For others, religion is an obstacle, not a help, in defending LGBTQ rights. Cohen, the trans high school student, said they find they can’t talk about being Jewish in activist spaces because “religion has generally been viewed as harmful to the queer community.”
And while many sects of Judaism seek to include LGBTQ people, taboos remain, especially in Orthodox communities — including the one in which Cohen was raised and where they heard rabbis offer coded support for therapy. conversion, they said.
They said they would not go back to an Orthodox synagogue because of the mechiza, the physical separation between the male and female sections. But “there are things in the Torah that basically say, ‘We need to be a little more open here,'” they said.
A threat to religious freedom
While much of mainstream Judaism divides Jews into two genders, notions of gender fluidity date back to early Jewish thought. Jewish legal writings identify six genders. According to ancient tradition, Mordechai nursed Esther from his own breasts. And Midrash Tanchuma says that Jacob’s daughter, Dinah, was conceived with the soul of a man, but God helped her to become a woman.
Given the wealth of Jewish textual support for the idea of a range of gender identities, anti-LGBTQ bills that claim to defend the religion promote an evangelical worldview that “does not include Jewish theology “said Rabbi Denise Eger, the first openly LGBTQ. no one to serve as president of the Central Conference of American Rabbis.
Eger said these bills should alarm the entire Jewish community as they are “the canary in the coal mine” for the destruction of the separation between church and state.
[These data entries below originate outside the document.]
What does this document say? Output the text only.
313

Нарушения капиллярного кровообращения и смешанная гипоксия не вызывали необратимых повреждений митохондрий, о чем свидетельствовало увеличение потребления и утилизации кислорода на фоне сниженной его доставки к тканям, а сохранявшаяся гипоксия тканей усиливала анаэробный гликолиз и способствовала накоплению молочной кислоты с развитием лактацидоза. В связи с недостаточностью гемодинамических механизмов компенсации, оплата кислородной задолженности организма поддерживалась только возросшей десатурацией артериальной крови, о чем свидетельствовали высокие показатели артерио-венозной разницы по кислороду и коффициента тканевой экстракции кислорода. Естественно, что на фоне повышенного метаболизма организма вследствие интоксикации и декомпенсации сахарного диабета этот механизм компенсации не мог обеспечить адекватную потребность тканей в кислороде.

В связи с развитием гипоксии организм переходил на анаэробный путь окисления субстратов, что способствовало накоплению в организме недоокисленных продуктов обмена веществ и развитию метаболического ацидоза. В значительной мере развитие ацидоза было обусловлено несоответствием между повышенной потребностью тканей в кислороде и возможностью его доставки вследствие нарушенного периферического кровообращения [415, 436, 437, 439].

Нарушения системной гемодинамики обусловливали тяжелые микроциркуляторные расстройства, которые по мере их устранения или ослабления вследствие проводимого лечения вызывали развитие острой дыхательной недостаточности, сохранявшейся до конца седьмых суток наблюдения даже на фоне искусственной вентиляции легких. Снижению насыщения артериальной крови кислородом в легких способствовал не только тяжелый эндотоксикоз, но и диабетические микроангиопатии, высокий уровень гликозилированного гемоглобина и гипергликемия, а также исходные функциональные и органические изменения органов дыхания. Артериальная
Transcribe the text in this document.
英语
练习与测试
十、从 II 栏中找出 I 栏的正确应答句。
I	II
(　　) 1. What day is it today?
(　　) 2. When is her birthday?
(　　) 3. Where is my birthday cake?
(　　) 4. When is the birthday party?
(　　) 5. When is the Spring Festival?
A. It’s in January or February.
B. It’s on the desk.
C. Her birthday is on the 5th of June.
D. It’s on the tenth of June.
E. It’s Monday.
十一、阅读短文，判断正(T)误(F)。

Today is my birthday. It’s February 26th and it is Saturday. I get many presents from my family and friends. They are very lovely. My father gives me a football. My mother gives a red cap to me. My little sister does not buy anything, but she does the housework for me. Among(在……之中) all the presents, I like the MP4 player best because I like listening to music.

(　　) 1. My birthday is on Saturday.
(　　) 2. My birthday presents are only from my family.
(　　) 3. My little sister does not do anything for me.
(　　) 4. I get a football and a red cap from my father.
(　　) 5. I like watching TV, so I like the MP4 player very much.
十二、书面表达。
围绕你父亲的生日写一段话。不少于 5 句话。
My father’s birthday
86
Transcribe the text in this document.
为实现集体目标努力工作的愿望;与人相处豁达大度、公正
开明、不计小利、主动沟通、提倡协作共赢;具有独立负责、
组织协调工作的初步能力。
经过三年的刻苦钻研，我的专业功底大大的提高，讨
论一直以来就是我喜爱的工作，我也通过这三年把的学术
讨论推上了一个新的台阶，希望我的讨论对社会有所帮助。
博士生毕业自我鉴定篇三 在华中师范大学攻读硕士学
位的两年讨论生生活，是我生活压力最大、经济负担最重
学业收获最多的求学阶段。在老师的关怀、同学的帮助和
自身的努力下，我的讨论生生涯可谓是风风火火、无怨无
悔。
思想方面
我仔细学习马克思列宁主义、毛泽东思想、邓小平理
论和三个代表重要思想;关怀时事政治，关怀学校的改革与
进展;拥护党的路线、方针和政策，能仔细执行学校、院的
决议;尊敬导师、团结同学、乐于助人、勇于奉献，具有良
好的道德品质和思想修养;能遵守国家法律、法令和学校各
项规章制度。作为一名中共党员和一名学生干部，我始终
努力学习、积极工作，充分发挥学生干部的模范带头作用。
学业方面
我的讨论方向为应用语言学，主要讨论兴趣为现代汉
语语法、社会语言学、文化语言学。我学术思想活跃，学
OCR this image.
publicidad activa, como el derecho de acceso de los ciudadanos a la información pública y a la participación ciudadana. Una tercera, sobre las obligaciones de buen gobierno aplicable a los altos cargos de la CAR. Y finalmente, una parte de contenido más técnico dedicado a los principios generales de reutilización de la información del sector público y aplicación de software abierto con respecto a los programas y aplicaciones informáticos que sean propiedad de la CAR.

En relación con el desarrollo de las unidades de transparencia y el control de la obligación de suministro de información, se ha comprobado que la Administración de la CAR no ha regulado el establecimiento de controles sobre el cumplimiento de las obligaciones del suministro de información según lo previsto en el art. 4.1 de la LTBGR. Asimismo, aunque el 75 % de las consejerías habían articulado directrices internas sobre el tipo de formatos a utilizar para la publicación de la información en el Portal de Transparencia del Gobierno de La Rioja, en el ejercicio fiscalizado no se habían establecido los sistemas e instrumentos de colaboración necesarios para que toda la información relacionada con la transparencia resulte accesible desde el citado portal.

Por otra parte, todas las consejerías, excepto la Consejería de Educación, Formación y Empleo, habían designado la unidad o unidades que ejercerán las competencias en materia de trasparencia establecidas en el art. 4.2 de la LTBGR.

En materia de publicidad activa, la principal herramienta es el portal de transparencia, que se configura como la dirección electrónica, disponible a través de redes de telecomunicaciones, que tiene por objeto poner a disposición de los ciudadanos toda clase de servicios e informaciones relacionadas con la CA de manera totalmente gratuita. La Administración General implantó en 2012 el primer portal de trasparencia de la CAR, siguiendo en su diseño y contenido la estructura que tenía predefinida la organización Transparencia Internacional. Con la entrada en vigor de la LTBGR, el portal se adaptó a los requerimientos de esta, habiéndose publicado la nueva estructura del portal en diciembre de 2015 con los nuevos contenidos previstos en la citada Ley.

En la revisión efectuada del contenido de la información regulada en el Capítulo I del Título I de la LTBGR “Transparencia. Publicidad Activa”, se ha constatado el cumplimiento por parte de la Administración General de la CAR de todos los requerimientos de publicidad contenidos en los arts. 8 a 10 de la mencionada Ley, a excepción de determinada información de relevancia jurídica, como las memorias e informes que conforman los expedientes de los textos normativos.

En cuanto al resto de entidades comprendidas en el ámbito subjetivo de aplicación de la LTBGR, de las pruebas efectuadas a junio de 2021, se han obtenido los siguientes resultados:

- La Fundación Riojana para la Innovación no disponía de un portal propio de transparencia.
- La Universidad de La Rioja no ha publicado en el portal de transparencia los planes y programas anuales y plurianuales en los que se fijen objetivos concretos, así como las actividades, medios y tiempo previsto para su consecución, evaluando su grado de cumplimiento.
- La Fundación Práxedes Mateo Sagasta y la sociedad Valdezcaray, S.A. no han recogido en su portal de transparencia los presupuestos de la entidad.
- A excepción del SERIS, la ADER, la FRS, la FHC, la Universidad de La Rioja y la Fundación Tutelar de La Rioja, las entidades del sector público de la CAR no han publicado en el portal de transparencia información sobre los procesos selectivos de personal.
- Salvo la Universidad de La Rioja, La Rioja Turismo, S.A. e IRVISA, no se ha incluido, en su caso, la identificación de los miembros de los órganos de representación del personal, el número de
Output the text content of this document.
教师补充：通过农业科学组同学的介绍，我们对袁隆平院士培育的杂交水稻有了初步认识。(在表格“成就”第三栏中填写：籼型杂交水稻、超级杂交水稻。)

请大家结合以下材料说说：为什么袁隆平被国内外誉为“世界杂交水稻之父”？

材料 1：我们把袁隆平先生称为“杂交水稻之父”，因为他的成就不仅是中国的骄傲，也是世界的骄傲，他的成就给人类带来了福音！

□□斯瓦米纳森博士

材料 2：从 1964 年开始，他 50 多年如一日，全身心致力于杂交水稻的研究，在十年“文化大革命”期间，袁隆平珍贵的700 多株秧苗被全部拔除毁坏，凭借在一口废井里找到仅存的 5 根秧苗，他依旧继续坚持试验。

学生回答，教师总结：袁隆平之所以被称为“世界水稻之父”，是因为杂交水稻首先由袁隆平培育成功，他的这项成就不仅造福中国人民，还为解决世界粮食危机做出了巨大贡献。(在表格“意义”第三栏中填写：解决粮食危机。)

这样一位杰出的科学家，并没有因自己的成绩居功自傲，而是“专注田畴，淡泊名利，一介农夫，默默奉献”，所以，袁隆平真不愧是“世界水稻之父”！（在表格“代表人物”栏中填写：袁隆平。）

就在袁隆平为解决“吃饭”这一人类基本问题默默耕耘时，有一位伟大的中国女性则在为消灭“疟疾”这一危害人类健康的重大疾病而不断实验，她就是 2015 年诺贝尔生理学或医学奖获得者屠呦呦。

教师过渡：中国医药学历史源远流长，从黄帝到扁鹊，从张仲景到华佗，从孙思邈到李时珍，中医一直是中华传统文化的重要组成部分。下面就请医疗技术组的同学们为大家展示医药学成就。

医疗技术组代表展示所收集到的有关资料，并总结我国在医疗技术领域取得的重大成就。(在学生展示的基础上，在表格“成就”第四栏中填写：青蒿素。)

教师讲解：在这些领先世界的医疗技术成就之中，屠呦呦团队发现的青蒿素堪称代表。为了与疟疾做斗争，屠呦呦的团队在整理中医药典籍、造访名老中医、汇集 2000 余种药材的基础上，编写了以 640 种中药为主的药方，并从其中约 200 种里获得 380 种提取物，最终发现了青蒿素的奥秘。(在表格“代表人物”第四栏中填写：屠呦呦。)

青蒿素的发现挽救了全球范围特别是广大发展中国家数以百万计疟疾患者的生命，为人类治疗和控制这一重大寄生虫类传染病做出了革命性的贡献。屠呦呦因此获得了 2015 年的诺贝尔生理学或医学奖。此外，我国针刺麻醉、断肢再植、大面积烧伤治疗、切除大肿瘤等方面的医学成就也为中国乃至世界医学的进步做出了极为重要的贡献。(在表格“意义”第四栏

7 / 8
Lesser stressed that the work that needs to be done involves not only defending religious freedom at the local and federal levels, but also ensuring that the Jewish world becomes safer and more accepting for LGBTQ people.
When he joined Bet Haverim, he said, his childhood synagogue rabbi refused to speak to him — or even acknowledge his presence — because of his sexuality. He hopes his work has helped spare others similar experiences, he said, but warned that this kind of progress can be easily undone by ongoing anti-LGBTQ legislation.
It’s important for Jews to continue to develop active practices to protect LGBTQ youth and allow them to have “a full sense of who they are as spiritual beings,” he said.
“I don’t want anyone to find that in a congregation – I want our children to grow up in a country that tells them that their being is essential, beautiful and loved.”